Coronavirus lockdown keep-in-touch scheme ‘was a form of respite’
Written by on 28 September 2020
Justina Kusanja spent nearly five months of this year shielding at home, juggling home schooling her two young daughters on the family’s single iPad.
“It was very depressing. I’m a single mother with my two children, they’re just five and seven,” the customer services representative at Southeastern Railway said.
“It was scary to go outside because you don’t know what could happen to you, especially the children, and being at home was also like a torment because no one could come to you, and you couldn’t go anywhere, though you could speak to people, it was a nightmare,” Justina said.
With her family in Ghana, there was no support nearby. But when a colleague started checking up on her wellbeing through a work keep-in-touch scheme, it made her feel less alone.
“It was a form of respite for me to have an adult conversation and to be able to open up and share stuff, personal stuff.”
She had never met her colleague Raz Sagoo in person, but the weekly contact helped both women battle the isolation of working from home.
“I’m so used to working in a busy office, constantly having human interaction with colleagues. I was suddenly on my own at home as well, really missing it,” Raz, inclusion and diversity partner at Southeastern Railway, said.
“So when I started making weekly phone calls to Justina and other colleagues I just really enjoyed having light-hearted lovely conversation.”
The pair are sharing their experience to highlight the start of National Inclusion Week, an initiative to create more inclusive workplaces which 5,000 companies across the UK have signed up to.
Making sure employees don’t feel isolated also makes good business sense, Southeastern Railway managing director David Statham said.
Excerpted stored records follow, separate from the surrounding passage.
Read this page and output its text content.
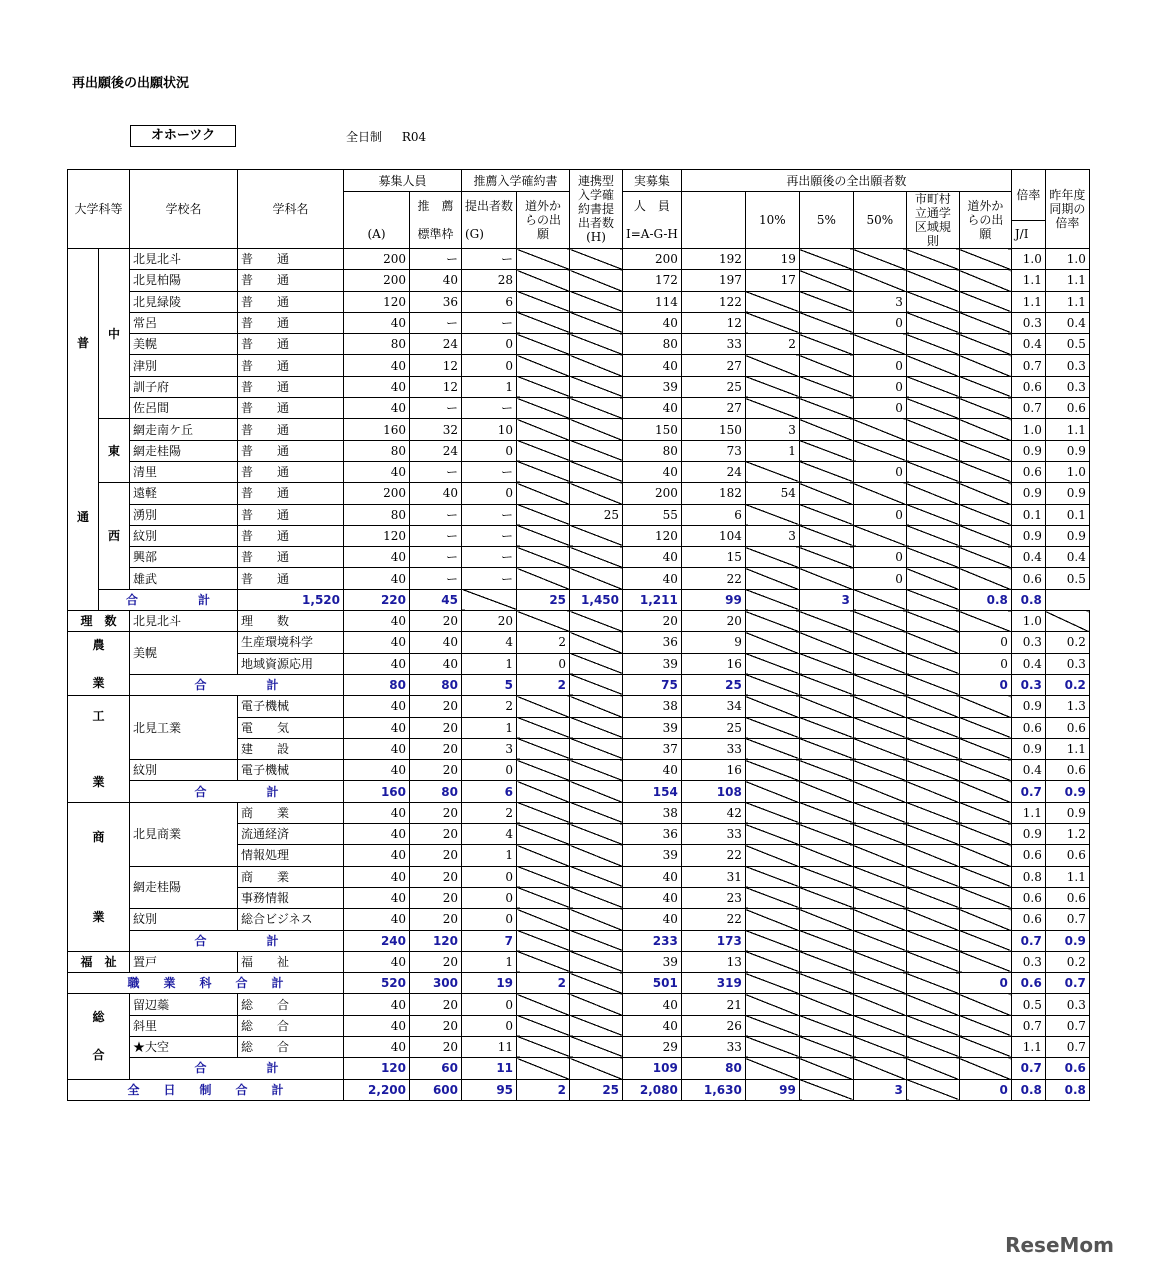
再出願後の出願状況
オホーツク	全日制 R04
大学科等		学校名	学科名	募集人員		推薦入学確約書		連携型入学確約書提出者数(H)	実募集	再出願後の全出願者数						倍率	昨年度同期の倍率
					推　薦	提出者数	道外からの出願		人　員		10%	5%	50%	市町村立通学区域規則	道外からの出願		
				(A)	標準枠	(G)			I=A-G-H							J/I	

普
通	中	北見北斗	普　　通	200	ー	ー			200	192	19					1.0	1.0
		北見柏陽	普　　通	200	40	28			172	197	17					1.1	1.1
		北見緑陵	普　　通	120	36	6			114	122			3			1.1	1.1
		常呂	普　　通	40	ー	ー			40	12			0			0.3	0.4
		美幌	普　　通	80	24	0			80	33	2					0.4	0.5
		津別	普　　通	40	12	0			40	27			0			0.7	0.3
		訓子府	普　　通	40	12	1			39	25			0			0.6	0.3
		佐呂間	普　　通	40	ー	ー			40	27			0			0.7	0.6
	東	網走南ケ丘	普　　通	160	32	10			150	150	3					1.0	1.1
		網走桂陽	普　　通	80	24	0			80	73	1					0.9	0.9
		清里	普　　通	40	ー	ー			40	24			0			0.6	1.0
	西	遠軽	普　　通	200	40	0			200	182	54					0.9	0.9
		湧別	普　　通	80	ー	ー		25	55	6			0			0.1	0.1
		紋別	普　　通	120	ー	ー			120	104	3					0.9	0.9
		興部	普　　通	40	ー	ー			40	15			0			0.4	0.4
		雄武	普　　通	40	ー	ー			40	22			0			0.6	0.5
	合　　　　　計		1,520	220	45		25	1,450	1,211	99		3			0.8	0.8	
理　数		北見北斗	理　　数	40	20	20			20	20						1.0	

農
業		美幌	生産環境科学	40	40	4	2		36	9					0	0.3	0.2
			地域資源応用	40	40	1	0		39	16					0	0.4	0.3
		合　　　　　計		80	80	5	2		75	25					0	0.3	0.2

工
業		北見工業	電子機械	40	20	2			38	34						0.9	1.3
			電　　気	40	20	1			39	25						0.6	0.6
			建　　設	40	20	3			37	33						0.9	1.1
		紋別	電子機械	40	20	0			40	16						0.4	0.6
		合　　　　　計		160	80	6			154	108						0.7	0.9

商
業		北見商業	商　　業	40	20	2			38	42						1.1	0.9
			流通経済	40	20	4			36	33						0.9	1.2
			情報処理	40	20	1			39	22						0.6	0.6
		網走桂陽	商　　業	40	20	0			40	31						0.8	1.1
			事務情報	40	20	0			40	23						0.6	0.6
		紋別	総合ビジネス	40	20	0			40	22						0.6	0.7
		合　　　　　計		240	120	7			233	173						0.7	0.9
福　祉		置戸	福　　祉	40	20	1			39	13						0.3	0.2
職　　業　　科　　合　　計				520	300	19	2		501	319					0	0.6	0.7

総
合		留辺蘂	総　　合	40	20	0			40	21						0.5	0.3
		斜里	総　　合	40	20	0			40	26						0.7	0.7
		★大空	総　　合	40	20	11			29	33						1.1	0.7
		合　　　　　計		120	60	11			109	80						0.7	0.6
全　　日　　制　　合　　計				2,200	600	95	2	25	2,080	1,630	99		3		0	0.8	0.8
ReseMom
“We know that if you feel included at work, if you feel a part of a community you’re going to perform better, you’re going to stay for longer, you and your colleagues are going to be happier in your work,” he said.
In her weekly phone calls Raz would check if Justina had access to medication and if she managed to get a food delivery slot.
She also organised for a company iPad to be delivered so that each of her children would have a device for schoolwork.
The two women met for the first time on Friday, at a rail platform in southeast London. They were wearing masks, but the joy of meeting in person after talking for five months was palpable.
“We had massive grins on our faces. I’m looking forward to keeping our friendship,” Raz said.
“It’s had a positive impact in terms of my mental health,” said Justina.
“We had that connection that we talked about everything in life – she’s a lady like me, same age and so we talked about everything, our past, our present and our future.”
They both agree that as hard as lockdown was, one silver lining was that it reinforced the value of human connections.